Jotspot Coming to Google Apps as Google Wiki? - dawie
http://blogoscoped.com/archive/2007-09-03-n64.html
======
queensnake
Why does Google have to have all the right ideas? I've been wanting an online,
personal wiki to use as a notepad / idea processor for everywhere, but I'm
already leery of Google having all my precious bodily data (bloglines, gmail).

------
ecommercematt
I gather JotSpot has some good features, but if I were using a wiki to manage
mission-critical information (particularly if said mission had anything to do
with the internet or computers), I'd be hesitant to have it hosted on somebody
else's server (particularly Google's). If I need a structured wiki (not a
Mediawiki-esque free-for-all), I go with TWiki, despite its clunkiness.

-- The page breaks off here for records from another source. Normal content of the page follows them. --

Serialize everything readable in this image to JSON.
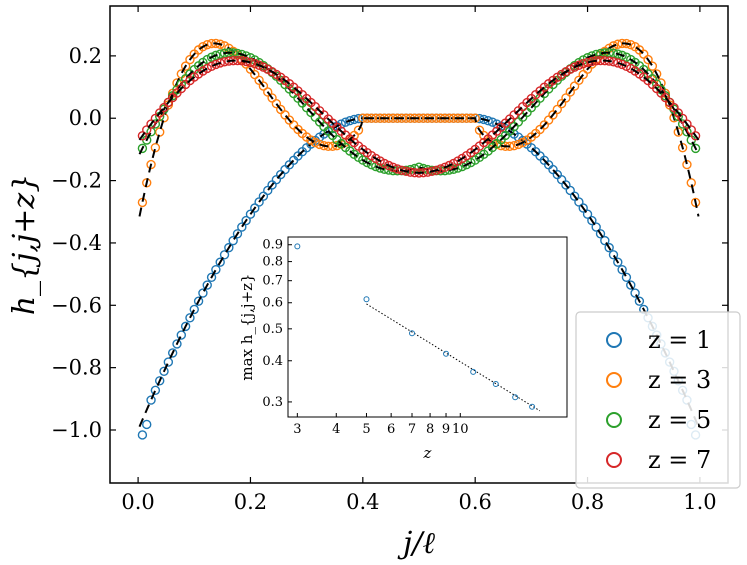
{
  "chart_data": {
    "type": "scatter",
    "title": "",
    "xlabel": "j/ℓ",
    "ylabel": "h_{j,j+z}",
    "xlim": [
      -0.05,
      1.05
    ],
    "ylim": [
      -1.17,
      0.36
    ],
    "xticks": [
      "0.0",
      "0.2",
      "0.4",
      "0.6",
      "0.8",
      "1.0"
    ],
    "yticks": [
      "0.2",
      "0.0",
      "−0.2",
      "−0.4",
      "−0.6",
      "−0.8",
      "−1.0"
    ],
    "legend_position": "lower-right",
    "series": [
      {
        "name": "z = 1",
        "z": 1,
        "color": "#1f77b4",
        "dashed_fit": "black dashed curve"
      },
      {
        "name": "z = 3",
        "z": 3,
        "color": "#ff7f0e",
        "dashed_fit": "black dashed curve"
      },
      {
        "name": "z = 5",
        "z": 5,
        "color": "#2ca02c",
        "dashed_fit": "black dashed curve"
      },
      {
        "name": "z = 7",
        "z": 7,
        "color": "#d62728",
        "dashed_fit": "black dashed curve"
      }
    ],
    "legend": [
      "z = 1",
      "z = 3",
      "z = 5",
      "z = 7"
    ],
    "inset": {
      "type": "scatter",
      "scale": "log-log",
      "xlabel": "z",
      "ylabel": "max h_{j,j+z}",
      "xlim": [
        2.8,
        22
      ],
      "ylim": [
        0.27,
        0.95
      ],
      "xticks": [
        "3",
        "4",
        "5",
        "6",
        "7",
        "8",
        "9",
        "10"
      ],
      "yticks": [
        "0.9",
        "0.8",
        "0.7",
        "0.6",
        "0.5",
        "0.4",
        "0.3"
      ],
      "points": [
        {
          "x": 3,
          "y": 0.89
        },
        {
          "x": 5,
          "y": 0.615
        },
        {
          "x": 7,
          "y": 0.485
        },
        {
          "x": 9,
          "y": 0.42
        },
        {
          "x": 11,
          "y": 0.37
        },
        {
          "x": 13,
          "y": 0.34
        },
        {
          "x": 15,
          "y": 0.31
        },
        {
          "x": 17,
          "y": 0.29
        }
      ],
      "fit_line": {
        "x": [
          5,
          18
        ],
        "y": [
          0.595,
          0.282
        ]
      },
      "color": "#1f77b4"
    }
  }
}
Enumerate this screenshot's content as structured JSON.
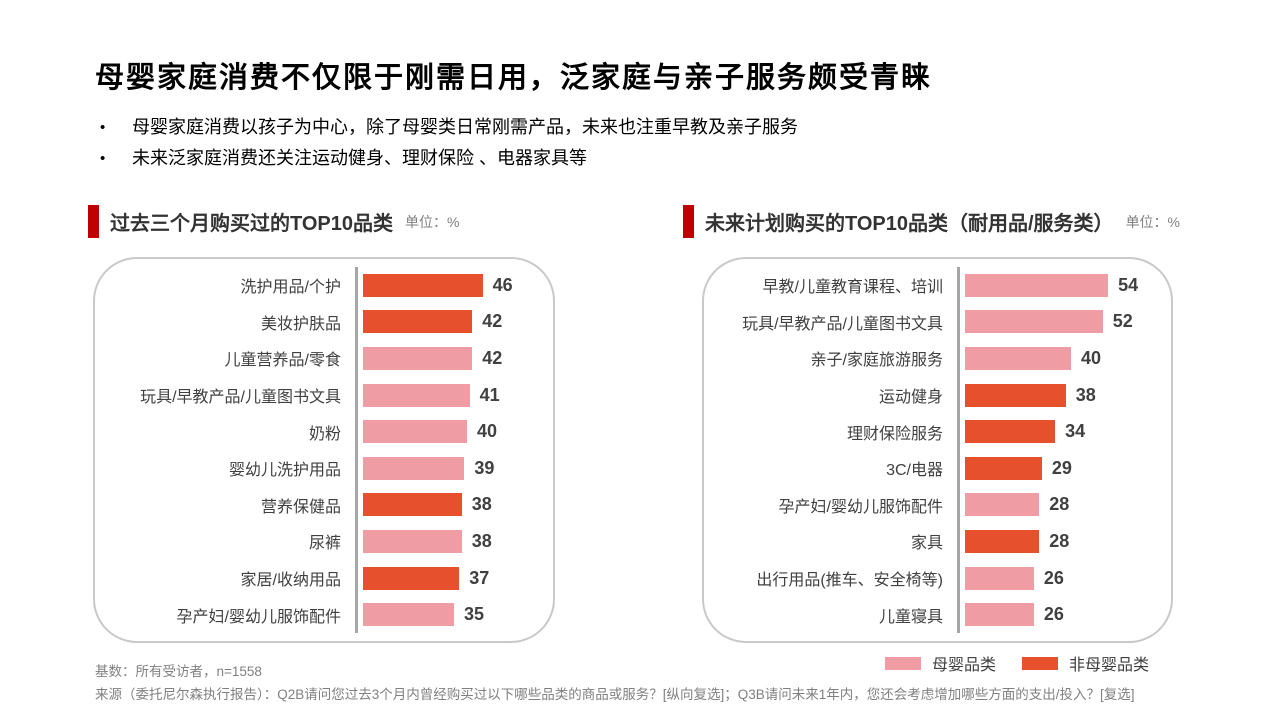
{
  "title": "母婴家庭消费不仅限于刚需日用，泛家庭与亲子服务颇受青睐",
  "bullets": [
    "母婴家庭消费以孩子为中心，除了母婴类日常刚需产品，未来也注重早教及亲子服务",
    "未来泛家庭消费还关注运动健身、理财保险 、电器家具等"
  ],
  "colors": {
    "accent_red": "#C00000",
    "bar_pink": "#F09CA4",
    "bar_orange": "#E6502D",
    "axis_gray": "#A6A6A6",
    "border_gray": "#C9C9C9",
    "text_dark": "#404040",
    "text_gray": "#808080"
  },
  "legend": {
    "items": [
      {
        "label": "母婴品类",
        "group": "maternal",
        "color": "#F09CA4"
      },
      {
        "label": "非母婴品类",
        "group": "non_maternal",
        "color": "#E6502D"
      }
    ]
  },
  "chart_data": [
    {
      "type": "bar",
      "orientation": "horizontal",
      "title": "过去三个月购买过的TOP10品类",
      "unit_label": "单位：%",
      "xlim": [
        0,
        60
      ],
      "grid": false,
      "categories": [
        "洗护用品/个护",
        "美妆护肤品",
        "儿童营养品/零食",
        "玩具/早教产品/儿童图书文具",
        "奶粉",
        "婴幼儿洗护用品",
        "营养保健品",
        "尿裤",
        "家居/收纳用品",
        "孕产妇/婴幼儿服饰配件"
      ],
      "values": [
        46,
        42,
        42,
        41,
        40,
        39,
        38,
        38,
        37,
        35
      ],
      "series_group": [
        "non_maternal",
        "non_maternal",
        "maternal",
        "maternal",
        "maternal",
        "maternal",
        "non_maternal",
        "maternal",
        "non_maternal",
        "maternal"
      ]
    },
    {
      "type": "bar",
      "orientation": "horizontal",
      "title": "未来计划购买的TOP10品类（耐用品/服务类）",
      "unit_label": "单位：%",
      "xlim": [
        0,
        60
      ],
      "grid": false,
      "categories": [
        "早教/儿童教育课程、培训",
        "玩具/早教产品/儿童图书文具",
        "亲子/家庭旅游服务",
        "运动健身",
        "理财保险服务",
        "3C/电器",
        "孕产妇/婴幼儿服饰配件",
        "家具",
        "出行用品(推车、安全椅等)",
        "儿童寝具"
      ],
      "values": [
        54,
        52,
        40,
        38,
        34,
        29,
        28,
        28,
        26,
        26
      ],
      "series_group": [
        "maternal",
        "maternal",
        "maternal",
        "non_maternal",
        "non_maternal",
        "non_maternal",
        "maternal",
        "non_maternal",
        "maternal",
        "maternal"
      ]
    }
  ],
  "footer": {
    "base_text": "基数：所有受访者，n=1558",
    "source_text": "来源（委托尼尔森执行报告）：Q2B请问您过去3个月内曾经购买过以下哪些品类的商品或服务？[纵向复选]；Q3B请问未来1年内，您还会考虑增加哪些方面的支出/投入？[复选]"
  }
}
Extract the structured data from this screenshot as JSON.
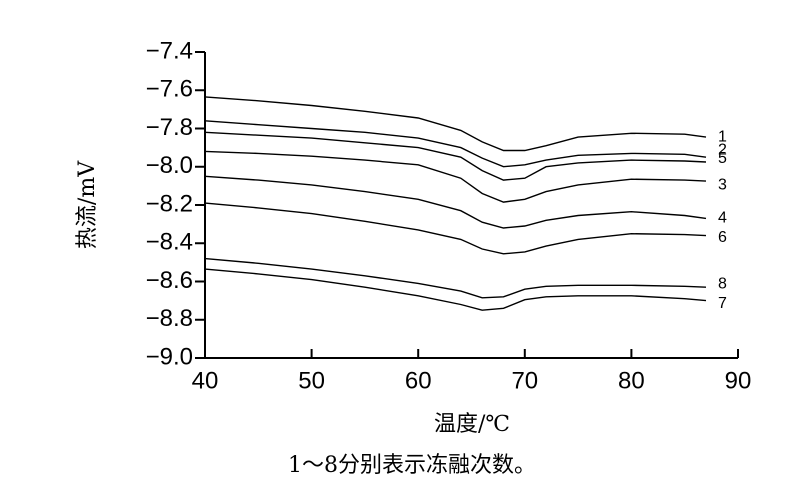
{
  "chart_data": {
    "type": "line",
    "ylabel": "热流/mV",
    "xlabel": "温度/℃",
    "caption": "1～8分别表示冻融次数。",
    "xlim": [
      40,
      90
    ],
    "xticks": [
      40,
      50,
      60,
      70,
      80,
      90
    ],
    "ylim": [
      -9.0,
      -7.4
    ],
    "yticks": [
      {
        "value": -9.0,
        "label": "−9.0"
      },
      {
        "value": -8.8,
        "label": "−8.8"
      },
      {
        "value": -8.6,
        "label": "−8.6"
      },
      {
        "value": -8.4,
        "label": "−8.4"
      },
      {
        "value": -8.2,
        "label": "−8.2"
      },
      {
        "value": -8.0,
        "label": "−8.0"
      },
      {
        "value": -7.8,
        "label": "−7.8"
      },
      {
        "value": -7.6,
        "label": "−7.6"
      },
      {
        "value": -7.4,
        "label": "−7.4"
      }
    ],
    "x": [
      40,
      45,
      50,
      55,
      60,
      64,
      66,
      68,
      70,
      72,
      75,
      80,
      85,
      87
    ],
    "series": [
      {
        "name": "1",
        "color": "#000000",
        "values": [
          -7.635,
          -7.655,
          -7.68,
          -7.71,
          -7.745,
          -7.81,
          -7.87,
          -7.915,
          -7.915,
          -7.89,
          -7.845,
          -7.825,
          -7.83,
          -7.845
        ]
      },
      {
        "name": "2",
        "color": "#000000",
        "values": [
          -7.76,
          -7.78,
          -7.8,
          -7.82,
          -7.85,
          -7.9,
          -7.955,
          -8.0,
          -7.99,
          -7.965,
          -7.94,
          -7.93,
          -7.935,
          -7.95
        ]
      },
      {
        "name": "5",
        "color": "#000000",
        "values": [
          -7.82,
          -7.835,
          -7.85,
          -7.875,
          -7.9,
          -7.95,
          -8.02,
          -8.07,
          -8.06,
          -8.0,
          -7.98,
          -7.965,
          -7.97,
          -7.975
        ]
      },
      {
        "name": "3",
        "color": "#000000",
        "values": [
          -7.92,
          -7.93,
          -7.945,
          -7.965,
          -7.99,
          -8.06,
          -8.14,
          -8.185,
          -8.17,
          -8.13,
          -8.095,
          -8.065,
          -8.07,
          -8.075
        ]
      },
      {
        "name": "4",
        "color": "#000000",
        "values": [
          -8.05,
          -8.07,
          -8.095,
          -8.13,
          -8.17,
          -8.23,
          -8.29,
          -8.32,
          -8.31,
          -8.28,
          -8.255,
          -8.235,
          -8.255,
          -8.27
        ]
      },
      {
        "name": "6",
        "color": "#000000",
        "values": [
          -8.19,
          -8.215,
          -8.245,
          -8.285,
          -8.33,
          -8.38,
          -8.43,
          -8.455,
          -8.445,
          -8.415,
          -8.38,
          -8.35,
          -8.355,
          -8.36
        ]
      },
      {
        "name": "8",
        "color": "#000000",
        "values": [
          -8.48,
          -8.505,
          -8.535,
          -8.57,
          -8.61,
          -8.65,
          -8.685,
          -8.68,
          -8.64,
          -8.625,
          -8.62,
          -8.62,
          -8.625,
          -8.63
        ]
      },
      {
        "name": "7",
        "color": "#000000",
        "values": [
          -8.535,
          -8.56,
          -8.59,
          -8.63,
          -8.675,
          -8.72,
          -8.75,
          -8.74,
          -8.695,
          -8.68,
          -8.675,
          -8.675,
          -8.69,
          -8.7
        ]
      }
    ]
  }
}
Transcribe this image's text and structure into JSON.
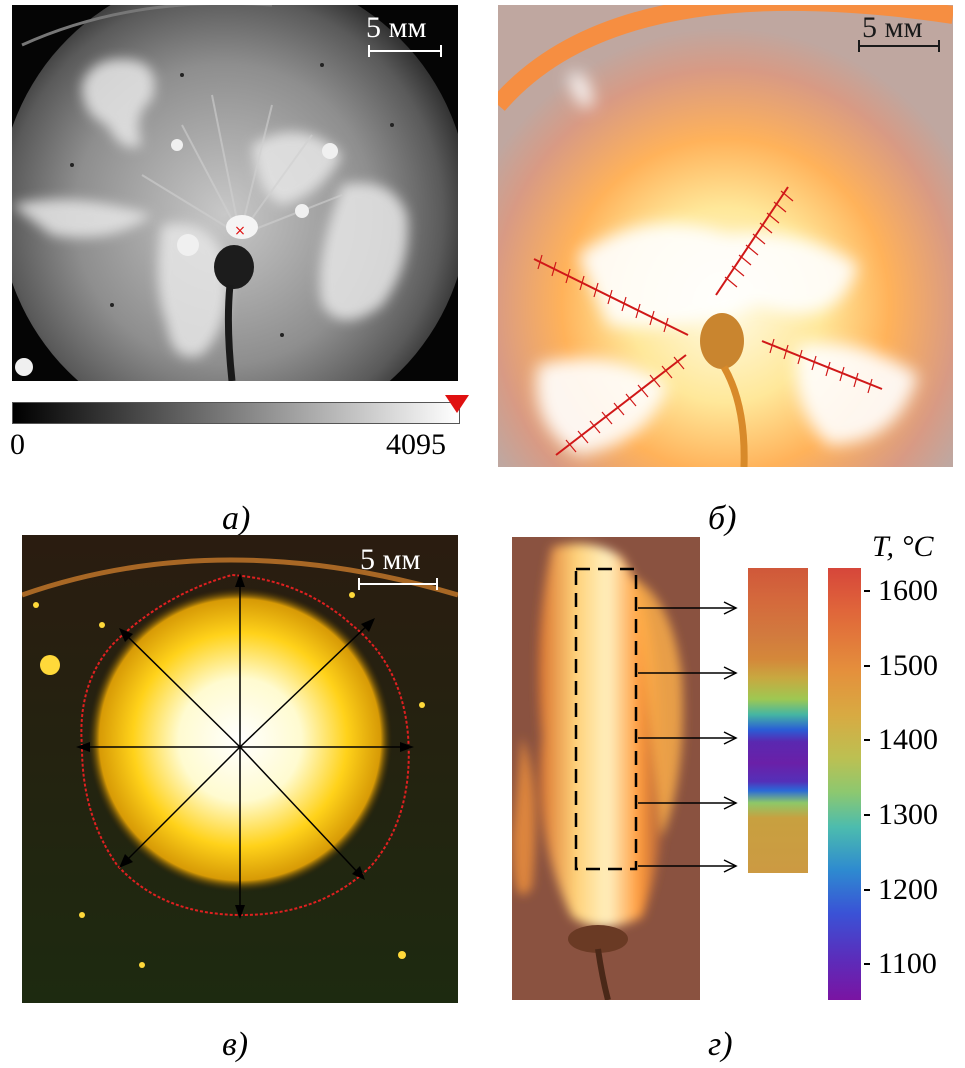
{
  "panels": {
    "a": {
      "caption": "а)",
      "scale_label": "5 мм",
      "colorbar_min": "0",
      "colorbar_max": "4095"
    },
    "b": {
      "caption": "б)",
      "scale_label": "5 мм"
    },
    "v": {
      "caption": "в)",
      "scale_label": "5 мм"
    },
    "g": {
      "caption": "г)",
      "colorbar_title": "T, °C",
      "colorbar_ticks": [
        "1600",
        "1500",
        "1400",
        "1300",
        "1200",
        "1100"
      ]
    }
  },
  "colors": {
    "marker_red": "#e01010",
    "boundary_red": "#e02020",
    "arrow_black": "#000000"
  }
}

Here is a link to a comparison of sorts, if anyone is interested:

<http://twiki.org/cgi-bin/view/Codev/JotSpot>

------
zach
Well, hopefully we can hear more from Joe Kraus once it does. I mean in terms
of interviews or blog posts, but if he's going to be starting up a new
project, that would be great too. Does even Joe have a Google 20% time project
(call it a GTPTP)? I wonder about stuff like that.

------
nickb
Jotspot is my favorite wiki of them all. I use it on daily basis and we use
not only the wiki but also the bug tracker, project management app and also
the to-do list app. It has had features 2 years ago that many apps still lack
today.

------
dawie
Techcrunch is covering it too: [http://www.techcrunch.com/2007/09/03/google-
wiki-prepares-to...](http://www.techcrunch.com/2007/09/03/google-wiki-
prepares-to-launch/)

------
mattculbreth
Will this compete with Versionate? That'd be at least three YC Google
competitors (Kiko, Zenter being the others) I guess.